Originally Posted by
Moi
I propose that games can be art. I make this proposition not because of graphics, sound, or other such elements - which might be art in their own right but which do not form the core component of the thing, any more than a camera angle justifies cinema as art. I make this proposition in part because games possess an element (one which I readily concede is still very much in its infancy) which other media cannot, at least in my experience, replicate.
Games can provoke internal conflicts in the player. To take an example most will be familiar with, in any of the first three Resident Evil games you are fully aware that going down a corridor or into a new room has a chance of you encountering some unpleasant creature. However! You cannot progress through the game without doing so. In other media one might experience this vicariously; in games it is a direct conflict within and on the part of the player.

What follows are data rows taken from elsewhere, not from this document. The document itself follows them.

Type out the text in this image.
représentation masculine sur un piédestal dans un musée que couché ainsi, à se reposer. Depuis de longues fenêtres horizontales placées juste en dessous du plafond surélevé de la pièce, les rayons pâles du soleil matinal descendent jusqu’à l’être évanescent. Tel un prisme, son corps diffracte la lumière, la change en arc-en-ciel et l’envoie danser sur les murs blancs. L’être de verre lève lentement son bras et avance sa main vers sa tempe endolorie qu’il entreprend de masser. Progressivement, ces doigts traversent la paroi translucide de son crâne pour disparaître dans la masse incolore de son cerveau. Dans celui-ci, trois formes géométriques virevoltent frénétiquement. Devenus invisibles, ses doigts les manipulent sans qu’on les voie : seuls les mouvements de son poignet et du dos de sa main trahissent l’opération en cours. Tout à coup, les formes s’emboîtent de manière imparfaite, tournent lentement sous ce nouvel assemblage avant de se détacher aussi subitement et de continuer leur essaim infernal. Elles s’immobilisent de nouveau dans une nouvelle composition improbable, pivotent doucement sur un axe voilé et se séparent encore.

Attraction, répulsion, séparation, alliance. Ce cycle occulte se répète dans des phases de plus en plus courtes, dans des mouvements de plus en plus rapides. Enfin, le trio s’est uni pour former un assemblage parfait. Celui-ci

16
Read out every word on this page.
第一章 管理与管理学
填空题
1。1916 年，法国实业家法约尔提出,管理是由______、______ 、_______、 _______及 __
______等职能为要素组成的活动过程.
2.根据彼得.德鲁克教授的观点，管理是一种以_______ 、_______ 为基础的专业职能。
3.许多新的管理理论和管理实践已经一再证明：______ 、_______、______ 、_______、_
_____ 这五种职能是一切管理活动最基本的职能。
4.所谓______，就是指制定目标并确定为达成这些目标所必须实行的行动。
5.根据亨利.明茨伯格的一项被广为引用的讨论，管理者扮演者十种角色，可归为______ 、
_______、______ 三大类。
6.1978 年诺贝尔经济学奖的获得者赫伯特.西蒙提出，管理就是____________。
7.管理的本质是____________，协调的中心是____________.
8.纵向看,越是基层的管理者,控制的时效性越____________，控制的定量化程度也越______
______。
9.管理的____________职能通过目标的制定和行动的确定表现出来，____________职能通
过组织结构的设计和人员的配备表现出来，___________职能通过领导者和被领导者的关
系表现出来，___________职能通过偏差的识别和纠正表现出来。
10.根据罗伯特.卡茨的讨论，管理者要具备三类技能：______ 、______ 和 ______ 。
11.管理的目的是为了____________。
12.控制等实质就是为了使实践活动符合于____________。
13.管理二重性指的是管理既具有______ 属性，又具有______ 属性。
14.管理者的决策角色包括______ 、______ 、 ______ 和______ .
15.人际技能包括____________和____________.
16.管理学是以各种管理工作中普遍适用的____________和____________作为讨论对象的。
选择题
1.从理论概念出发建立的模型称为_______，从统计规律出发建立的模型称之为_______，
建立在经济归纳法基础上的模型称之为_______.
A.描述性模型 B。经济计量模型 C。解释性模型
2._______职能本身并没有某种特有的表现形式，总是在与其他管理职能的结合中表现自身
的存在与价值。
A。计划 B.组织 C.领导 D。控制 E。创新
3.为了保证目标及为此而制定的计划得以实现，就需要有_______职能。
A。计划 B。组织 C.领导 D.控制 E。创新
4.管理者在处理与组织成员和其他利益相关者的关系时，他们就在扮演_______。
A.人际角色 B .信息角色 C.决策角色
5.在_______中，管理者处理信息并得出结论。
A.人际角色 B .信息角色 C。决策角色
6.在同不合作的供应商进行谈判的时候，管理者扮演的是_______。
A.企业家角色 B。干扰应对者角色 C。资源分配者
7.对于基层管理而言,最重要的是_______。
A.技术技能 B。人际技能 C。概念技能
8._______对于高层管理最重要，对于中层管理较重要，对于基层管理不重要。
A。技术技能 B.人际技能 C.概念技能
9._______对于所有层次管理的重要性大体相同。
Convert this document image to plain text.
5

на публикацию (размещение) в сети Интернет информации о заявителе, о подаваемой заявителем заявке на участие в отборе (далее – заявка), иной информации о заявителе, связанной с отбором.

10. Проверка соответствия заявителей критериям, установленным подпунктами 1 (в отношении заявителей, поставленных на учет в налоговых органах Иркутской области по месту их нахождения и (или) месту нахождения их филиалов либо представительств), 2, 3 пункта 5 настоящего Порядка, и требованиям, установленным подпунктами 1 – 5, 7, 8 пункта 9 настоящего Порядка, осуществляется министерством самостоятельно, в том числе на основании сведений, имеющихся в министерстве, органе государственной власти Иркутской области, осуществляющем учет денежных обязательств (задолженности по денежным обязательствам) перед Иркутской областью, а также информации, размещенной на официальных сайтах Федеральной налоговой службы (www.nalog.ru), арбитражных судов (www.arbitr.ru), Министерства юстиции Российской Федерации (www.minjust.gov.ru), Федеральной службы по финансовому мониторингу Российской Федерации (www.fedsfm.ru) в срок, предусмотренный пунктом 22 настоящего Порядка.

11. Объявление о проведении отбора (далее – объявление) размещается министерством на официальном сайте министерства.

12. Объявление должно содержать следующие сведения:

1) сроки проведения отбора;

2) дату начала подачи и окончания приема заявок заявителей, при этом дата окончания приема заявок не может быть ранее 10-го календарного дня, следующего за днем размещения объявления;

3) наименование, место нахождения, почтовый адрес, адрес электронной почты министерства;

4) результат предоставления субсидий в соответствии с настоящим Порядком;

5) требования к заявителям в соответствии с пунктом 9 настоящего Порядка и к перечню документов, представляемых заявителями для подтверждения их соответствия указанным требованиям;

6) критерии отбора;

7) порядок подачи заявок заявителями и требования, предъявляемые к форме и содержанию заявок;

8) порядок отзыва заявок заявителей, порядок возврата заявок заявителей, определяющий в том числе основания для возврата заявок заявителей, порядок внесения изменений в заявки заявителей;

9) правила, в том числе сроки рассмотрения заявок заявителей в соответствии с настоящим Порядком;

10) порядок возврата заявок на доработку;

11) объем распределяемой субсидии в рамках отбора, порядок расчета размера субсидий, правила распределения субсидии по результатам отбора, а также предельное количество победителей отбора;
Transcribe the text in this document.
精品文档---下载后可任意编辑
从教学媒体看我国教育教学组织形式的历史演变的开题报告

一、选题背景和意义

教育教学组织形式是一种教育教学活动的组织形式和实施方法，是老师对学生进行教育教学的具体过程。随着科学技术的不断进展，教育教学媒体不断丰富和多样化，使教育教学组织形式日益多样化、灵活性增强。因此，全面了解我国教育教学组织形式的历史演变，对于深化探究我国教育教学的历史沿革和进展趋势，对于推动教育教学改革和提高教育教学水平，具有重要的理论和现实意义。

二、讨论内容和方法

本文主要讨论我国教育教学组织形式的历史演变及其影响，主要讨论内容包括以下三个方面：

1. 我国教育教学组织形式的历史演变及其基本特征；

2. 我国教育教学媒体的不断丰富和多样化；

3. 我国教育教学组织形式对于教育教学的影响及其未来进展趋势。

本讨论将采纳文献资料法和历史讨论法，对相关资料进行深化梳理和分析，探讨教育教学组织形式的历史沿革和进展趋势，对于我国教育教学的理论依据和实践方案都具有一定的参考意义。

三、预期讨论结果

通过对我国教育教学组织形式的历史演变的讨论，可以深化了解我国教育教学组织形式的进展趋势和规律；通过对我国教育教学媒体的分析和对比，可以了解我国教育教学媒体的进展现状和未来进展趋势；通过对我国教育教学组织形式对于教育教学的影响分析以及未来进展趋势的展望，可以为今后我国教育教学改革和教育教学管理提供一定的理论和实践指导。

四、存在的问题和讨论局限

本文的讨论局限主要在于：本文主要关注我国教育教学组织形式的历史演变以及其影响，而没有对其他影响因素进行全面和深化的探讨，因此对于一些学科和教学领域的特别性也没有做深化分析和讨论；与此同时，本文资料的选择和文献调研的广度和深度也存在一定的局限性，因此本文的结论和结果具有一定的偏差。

But RE is a simplistic example. In Shadow of the Colossus, you are given a very minimal presentation of your goal; ressurect a girl. You do this by killing a series of absolutely beautiful, often forlorn creatures, these being the titular Colossi. They do you no harm until you seek them out and kill them for your own ends. In other games this might be incidental or irrelevant, but in Shadow of the Colossus many players feel guilty for doing so. I almost was unable to finish playing the game due to the feelings of guilt. The only times I have felt unable to finish anything else (barring for reasons of quality, of course), be it a film or book or what have you, is because it is disgusting and exploitative.
In the old X-Com games you are the overseer of X-Com, a special forces unit tasked with repulsing a secret alien invasion. Many players of this classic will tell you that few experiences match it. First, because the tension is masterful. You do not know what will be behind any door you might open, or corner you might round. Anything could lead to the death of crewmembers. But it is your hands, and you make your own stories here. And that leads me to the second point: You form an attachment to your team which is almost unmatched in any fictional setting. When you have commanded them through dozens of battles, repelled alien attacks on major cities, breached imposing UFOs, and they get killed because of an alien which should be irrelevant but simply proved lucky, there is a serious sense of loss and despair. This comes about in a game whose plot barely meets the standard of a 50s B-movie, by the way. The player forms these attachments and has these experiences because of their own playing of the game, unique to them.
The great majority of games have no particular artistic merits, being simply fun (Or not) to play. But the great majority of TV and films and books have no particular artistic merits either. It is the rare few which do stand out that allow us to call the medium in question art, not the vast bulk of them. If you pick any random game off the shelf then you are unlikely to find much artistic worth in it. If you play the right games, however, you might. Again, the industry is rather nascent and examples remain rare, but they do exist, and games have something which can be used to increase their artistic power - player interaction.
I feel that with your criticism of Braid you misapprehend the purpose of the mechanic, or indeed games as a whole. Writing Braid off because you can undo your moves and that's not what games are supposed to do is nonsensical; games are each individual and whilst conventions exist they also each have their own internal structure and dynamic. The uniqueness of Braid, one of the reasons it is put forth as art, is partly because of the very gameplay mechanics you deride. The criticism you offer seems to be equivalent to criticizing Watchmen because the 'heroes' fail to stop Ozymandias' plan from being enacted. Part of what makes games art is that they have their own stock elements, tropes, characteristics, and that these can be subverted. Without playing games until you are familiar with these it is difficult to appreciate why a subversion matters or, indeed, to even recognize it as such. Without understanding how First Person Shooters work it's difficult to understand the impact of Call of Duty 4, where one level is spend crawling around, without weapons or enemies, in the aftermath of a nuclear explosion, before dying.